Those in the media and many in Washington like to place the mortgage crisis blame on the "working class" who acquired loans through what any sane economist knows to be a Classism loan disguised as the somewhat less offensive name, "Sub-Prime". In simple explanatory terms, here is what the loan banks were not telling the borrower at the other side of their table:
Sub-Prime is a discriminatory name and practice for you the working class for being forced by the government to give you a loan; So here is what I'm going to do. Your loan will be thrown in a Russian Roulette POOL and I'm going to sell it so it can resell again and again raising the payments higher and higher until your mortgage payments are impossible to meet, and I don't care. I'm going to treat you like a hot potato even though you were able to afford the original mortgage. I don't care because I'm a Republican and my goal is to make as much money off the only resource we have left... the people. I don't care!
That's what sub-prime really means. And I'm sick and tired of hearing these brainless news pundits and less than honest economists try and play reversal blame.
Instead of being truthful, banks tried to make you feel guilty by labeling you risky. "Risky?" you ask yourself. "How can a mortgage of 675.00 be risky to me while I've been paying 800.00 in rent?" Your upset, but you take the loan because the system is set up to prevent you from acquiring a 5 or 6% loan. Too bad you didn't know your 9 percent loan was going to go up up up until your mortgage reached a whopping 1400.00 per month!
Thanks to McCain's deregulation no one stopped the bond companies that took loans off the bank hands from creating the mortgage crisis by practicing SECRUTINIZATION.
Remind everyone PEOPLE WERE FORCED to own a home via SUB-PRIME LENDING. Next time someone tells you offering loans to risky people is the reason for this whole mess, tell them risky was dealing with gangsters on Wall Street. Here's an interesting excerpt from Robert Kuttner who wrote an article in The American Prospect a little over a year ago.

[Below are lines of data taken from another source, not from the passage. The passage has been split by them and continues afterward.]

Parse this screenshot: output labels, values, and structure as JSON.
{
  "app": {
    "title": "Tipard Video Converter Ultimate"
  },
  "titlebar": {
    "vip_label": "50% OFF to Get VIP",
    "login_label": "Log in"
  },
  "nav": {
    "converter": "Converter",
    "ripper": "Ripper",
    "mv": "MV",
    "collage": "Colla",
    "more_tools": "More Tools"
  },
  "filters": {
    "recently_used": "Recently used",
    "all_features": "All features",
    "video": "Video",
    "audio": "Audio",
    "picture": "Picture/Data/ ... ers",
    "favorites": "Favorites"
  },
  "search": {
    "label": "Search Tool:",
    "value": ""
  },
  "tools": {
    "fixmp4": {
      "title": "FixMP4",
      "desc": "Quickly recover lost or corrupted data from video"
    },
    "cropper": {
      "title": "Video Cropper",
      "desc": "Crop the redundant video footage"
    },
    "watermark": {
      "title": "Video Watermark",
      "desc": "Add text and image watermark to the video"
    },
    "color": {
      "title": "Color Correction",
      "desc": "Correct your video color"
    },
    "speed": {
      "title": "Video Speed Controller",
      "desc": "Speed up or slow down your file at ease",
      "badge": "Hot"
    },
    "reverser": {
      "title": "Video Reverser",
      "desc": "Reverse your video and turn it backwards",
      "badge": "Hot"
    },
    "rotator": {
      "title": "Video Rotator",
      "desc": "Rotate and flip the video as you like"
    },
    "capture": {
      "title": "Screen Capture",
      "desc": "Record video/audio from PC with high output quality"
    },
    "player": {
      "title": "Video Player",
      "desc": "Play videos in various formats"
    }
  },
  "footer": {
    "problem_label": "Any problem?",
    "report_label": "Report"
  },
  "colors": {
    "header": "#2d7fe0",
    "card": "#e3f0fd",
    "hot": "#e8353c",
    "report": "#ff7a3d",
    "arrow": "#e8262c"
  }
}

http://www.prospect.org/...
The sub-prime lending crisis of the current decade closely repeats that pattern. In 1977, the investment-banking firm Salomon Brothers devised a highly lucrative financial device known as "securitization" of mortgage credit. Mortgages could be purchased from the originator of the loan, repackaged as bonds, sorted according to supposed risk, and certified by bond-rating agencies, thus allowing any number of investors to buy the bonds. Each player along the way took a cut, raising costs to borrowers. Securitization enabled sub-prime lenders to throw away the rulebook. As long as some investment bank could be found to buy the loan, convert it to a bond, and peddle it to someone else, the mortgage companies could still turn a profit.